One of the recruits was Edward L. Bernays, a nephew of Sigmund Freud and a pioneer in theorizing about human thoughts and emotions.

“The conscious and intelligent manipulation of the organized habits and opinions of the masses is an important element in democratic society,” Bernays wrote a few years after the war. “Propaganda is the executive arm of the invisible government.”

Having worked in Wilson’s campaign, was able to quickly amass an army of 150,000 volunteers and created a well-oiled propaganda machine by creating divisions.

  • The Speaking Division recruited 75,000 specialists who became known as “Four-Minute Men” for their ability to lay out Wilson’s war aims in short speeches.
  • The Film Division produced newsreels intended to rally support by showing images in movie theaters that emphasized the heroism of the Allies and the barbarism of the Germans.
  • The Foreign Language Newspaper Division kept an eye on the hundreds of weekly and daily U.S. newspapers published in languages other than English.
  • Another CPI unit secured free advertising space in American publications to promote campaigns aimed at selling war bonds, recruiting new soldiers, stimulating patriotism and reinforcing the message that the nation was involved in a great crusade against a bloodthirsty, antidemocratic enemy.
  • The Division of Pictorial Publicity was led by a group of volunteer artists and illustrators. Their output included some of the most famous war-time appeals, including the portrait by James Montgomery Flagg of a Uncle Sam with the caption “I WANT YOU FOR THE U.S. ARMY!” Other ads showed cruel “Huns” with blood dripping from their pointed teeth, hinting that Germans were guilty of bestial attacks on defenseless women and children. “Such a civilization is not fit to live,” one ad concluded.

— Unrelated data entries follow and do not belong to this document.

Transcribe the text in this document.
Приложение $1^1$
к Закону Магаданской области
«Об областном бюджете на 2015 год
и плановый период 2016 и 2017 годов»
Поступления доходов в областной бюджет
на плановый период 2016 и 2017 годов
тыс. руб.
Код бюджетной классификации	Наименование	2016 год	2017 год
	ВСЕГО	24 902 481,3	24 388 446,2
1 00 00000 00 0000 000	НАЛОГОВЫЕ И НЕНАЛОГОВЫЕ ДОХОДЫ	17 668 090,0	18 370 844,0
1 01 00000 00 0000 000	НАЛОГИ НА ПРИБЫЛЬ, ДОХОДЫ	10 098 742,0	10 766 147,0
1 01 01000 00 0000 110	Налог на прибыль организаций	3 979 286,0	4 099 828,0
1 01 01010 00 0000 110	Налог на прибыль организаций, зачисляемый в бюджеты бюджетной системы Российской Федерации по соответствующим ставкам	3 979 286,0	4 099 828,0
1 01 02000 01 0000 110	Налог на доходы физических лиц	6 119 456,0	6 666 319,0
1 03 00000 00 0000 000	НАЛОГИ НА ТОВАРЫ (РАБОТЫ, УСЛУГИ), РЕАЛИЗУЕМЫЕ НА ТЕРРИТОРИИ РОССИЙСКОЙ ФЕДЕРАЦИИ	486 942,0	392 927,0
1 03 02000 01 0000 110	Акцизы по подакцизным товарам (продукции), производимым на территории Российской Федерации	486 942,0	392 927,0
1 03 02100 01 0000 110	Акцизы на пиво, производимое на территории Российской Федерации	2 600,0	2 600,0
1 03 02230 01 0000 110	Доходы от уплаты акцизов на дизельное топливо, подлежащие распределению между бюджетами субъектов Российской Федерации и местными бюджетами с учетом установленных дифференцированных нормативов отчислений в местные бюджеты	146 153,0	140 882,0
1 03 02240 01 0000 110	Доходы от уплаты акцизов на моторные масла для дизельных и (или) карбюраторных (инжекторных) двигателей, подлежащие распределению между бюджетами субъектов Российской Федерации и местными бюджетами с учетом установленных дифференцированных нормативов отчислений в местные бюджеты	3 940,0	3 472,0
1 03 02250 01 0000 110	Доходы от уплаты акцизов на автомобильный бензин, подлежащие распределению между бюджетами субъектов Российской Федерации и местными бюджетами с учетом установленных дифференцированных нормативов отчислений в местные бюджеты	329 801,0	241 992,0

Creel was not happy about his work being called propaganda, choosing instead to describe it as a battle of perceptions. “The war was not fought in France alone,” he wrote in 1920, after it was all over, describing the CPI as “a plain publicity proposition, a vast enterprise in salesmanship, the world’s greatest adventure in advertising.”

CPI created a plan to “bury the journalists in paper”. This plan took advantage of overworked journalists who were pressured to keep up with a fast news pace during war times by delivering pre-written, printable editorials. During the 20 months of the U.S. involvement in the war, the CPI issued nearly all government announcements and sent out 6,000 press releases written in the straightforward, understated tone of newspaper articles. It also designed and circulated more than 1,500 patriotic advertisements. In addition, Creel distributed uncounted articles by famous authors who had agreed to write for free. At one point, newspapers were receiving six pounds of CPI material a day.

Most editors were on board to print the propaganda. These government-written articles appeared in at least 20,000 newspaper columns each week. The CPI also issued a set of “voluntary guidelines” for U.S. newspapers, to help those patriotic editors who wanted to support the war effort (with the implication that those editors who did not follow the guidelines were less patriotic than those who did).

On June 14, 1917, Wilson used the occasion of Flag Day to paint a picture of American soldiers about to carry the Stars and Stripes into battle and die on fields soaked in blood. He argued that the world must be made safe for democracy, but with his 1917 Flag Day speech, he trained the country’s sights on a less exalted goal: the destruction of the government of Germany, which was bent on world domination.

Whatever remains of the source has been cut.